OPEC will likely maintain an upbeat view on oil demand growth for next year when it publishes its first outlook later this month, predicting a slowdown from this year but still an above-average increase, sources close to OPEC said.
OPEC’s forecast for 2024 will likely be lower than the growth it expects to this year of 2.35 million barrels per day, or 2.4%, an abnormally high rate as the world moved out of the coronavirus pandemic.
Even so, it would still be well above the annual average of the past decade apart from the pandemic years and above predictions by the International Energy Agency which sees a major slowdown in demand growth next year to 860,000 bpd.
OPEC and the IEA have repeatedly clashed in recent years with OPEC criticizing the IEA, which advises industrialized countries, for what it sees as irresponsible predictions and subsequent data revisions.
Oil demand growth is an indication of likely oil market strength and forms part of the backdrop for policy decisions by OPEC and its allies, known as OPEC+. The group in June extended supply curbs into 2024 to support the market as concern of weakening demand pressured prices.
For 2024, three OPEC sources said that while demand growth was likely to show a slowdown it would not be as severe as the IEA predicts and growth will likely be above 1 million bpd and likely below 2 million bpd.
“It can be expected that the increase in oil demand in 2024 will be much lower than 2023,” one of the OPEC sources said, adding that it could be between 1.5 to 1.7 million bpd.
OPEC is expected to publish its first demand forecast for 2023 in its monthly report on July 13.
“It will be more bullish than the IEA,” another source said of OPEC’s 2024 demand view.
Top officials from OPEC countries at a conference this week such as Amin Nasser, chief executive of state-owned oil producer Saudi Aramco, expressed optimism over the oil demand outlook despite economic headwinds weighing on prices.
“Asia is growing.
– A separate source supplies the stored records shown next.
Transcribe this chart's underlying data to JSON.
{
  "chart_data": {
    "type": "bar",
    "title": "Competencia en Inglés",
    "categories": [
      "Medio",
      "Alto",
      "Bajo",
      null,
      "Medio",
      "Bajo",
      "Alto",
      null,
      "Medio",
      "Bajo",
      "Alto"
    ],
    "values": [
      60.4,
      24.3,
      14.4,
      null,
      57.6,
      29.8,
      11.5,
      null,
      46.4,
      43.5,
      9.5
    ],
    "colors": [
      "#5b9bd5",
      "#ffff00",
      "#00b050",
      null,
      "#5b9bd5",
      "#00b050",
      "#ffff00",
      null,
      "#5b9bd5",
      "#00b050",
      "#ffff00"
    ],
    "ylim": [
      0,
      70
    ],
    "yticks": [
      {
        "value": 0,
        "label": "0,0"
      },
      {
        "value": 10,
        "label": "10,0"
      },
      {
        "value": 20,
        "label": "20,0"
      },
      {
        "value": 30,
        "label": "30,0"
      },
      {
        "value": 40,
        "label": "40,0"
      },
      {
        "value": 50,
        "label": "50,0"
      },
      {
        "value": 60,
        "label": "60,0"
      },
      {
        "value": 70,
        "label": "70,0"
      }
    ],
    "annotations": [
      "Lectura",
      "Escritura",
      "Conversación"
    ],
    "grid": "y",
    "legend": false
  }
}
China alone between 2019 and 2023, 3 million bpd growth, India 1 million bpd growth, so there is a pickup in demand,” he said.
Oil demand forecasters often must make sizeable revisions given changes in the economic outlook and geopolitical uncertainties, which this year included China’s lifting of coronavirus lockdowns and rising interest rates.
OPEC originally forecast demand growth in 2023 of 2.7 million bpd in its first forecast published in July 2022, later revising it down to 2.35 million bpd.